India taking up China dam issue: Arunachal minister

India is negotiating with the international community over China's plans to construct a dam across the Brahmaputra in Tibet, Arunachal Pradesh Power Minister Jabron Gamlin said here Wednesday.

'The Indian government is taking up the matter with the international community and also with the Chinese government to guarantee that the dam does not affect the river's flow downstream (into India),' Gamlin said.

China plans to build a $167 million hydropower plant in Zangmu, 140 km southeast of Tibet's capital Lhasa, besides diverting water to its parched northwest and northeast territories, which includes the Gobi desert.

The 2,906-km-long Brahmaputra is one of Asia's longest rivers that traverses its first stretch of 1,625 km in Tibet, the next 918 km in India and the remaining 363 km in Bangladesh before flowing into the Bay of Bengal.

'China's constructing a dam is a cause of concern for us, but we are not certain how big this dam is and what affect it would have on people living downstream,' Gamlim told IANS on the sidelines of the two-day North East Power Minister's meet here.

China's plans of building a dam over the Brahmaputra river and diverting water into its arid provinces has been opposed by regional governments in India's northeast.

Experts say the Zangmu dam is a 'run of the river' power generation project and is of no cause for alarm as it would not divert the river's course.

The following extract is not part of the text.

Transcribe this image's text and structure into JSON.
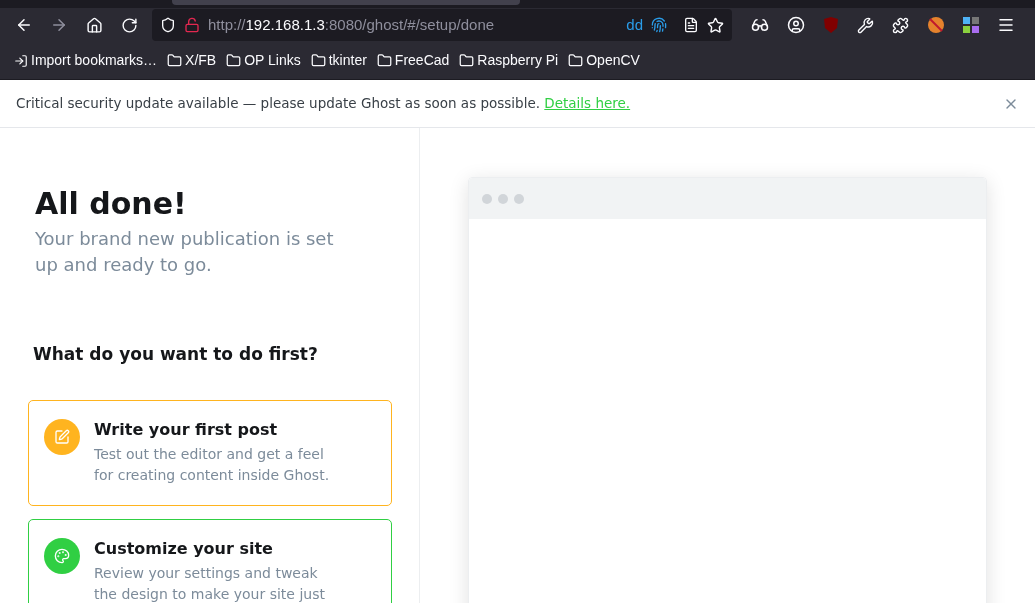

Other experts say that if that project is commissioned it would almost certainly have devastating consequences on the lives of millions of people living in India and Bangladesh.

Agriculture forms the backbone of the economy in both Assam and Arunachal Pradesh with nearly 80 percent of the 27 million people in the two states eking out a living through farming, an agriculture scientist said.

But, with China not sharing much information about the dam, it's not certain how big it is.

Apart from the dam, China is reportedly planning to divert 200 billion cubic metres of water to feed the Yellow River in an attempt to ease the acute water shortage in Shaanxi, Hebel, Beijing and Tianjin. The 'South-to-North Water Diversion' project is currently being debated in Beijing for its technical feasibility, reports say.

India and China do not have a water-sharing agreement. Until recently, water sharing was never on the agenda of bilateral talks between the two countries.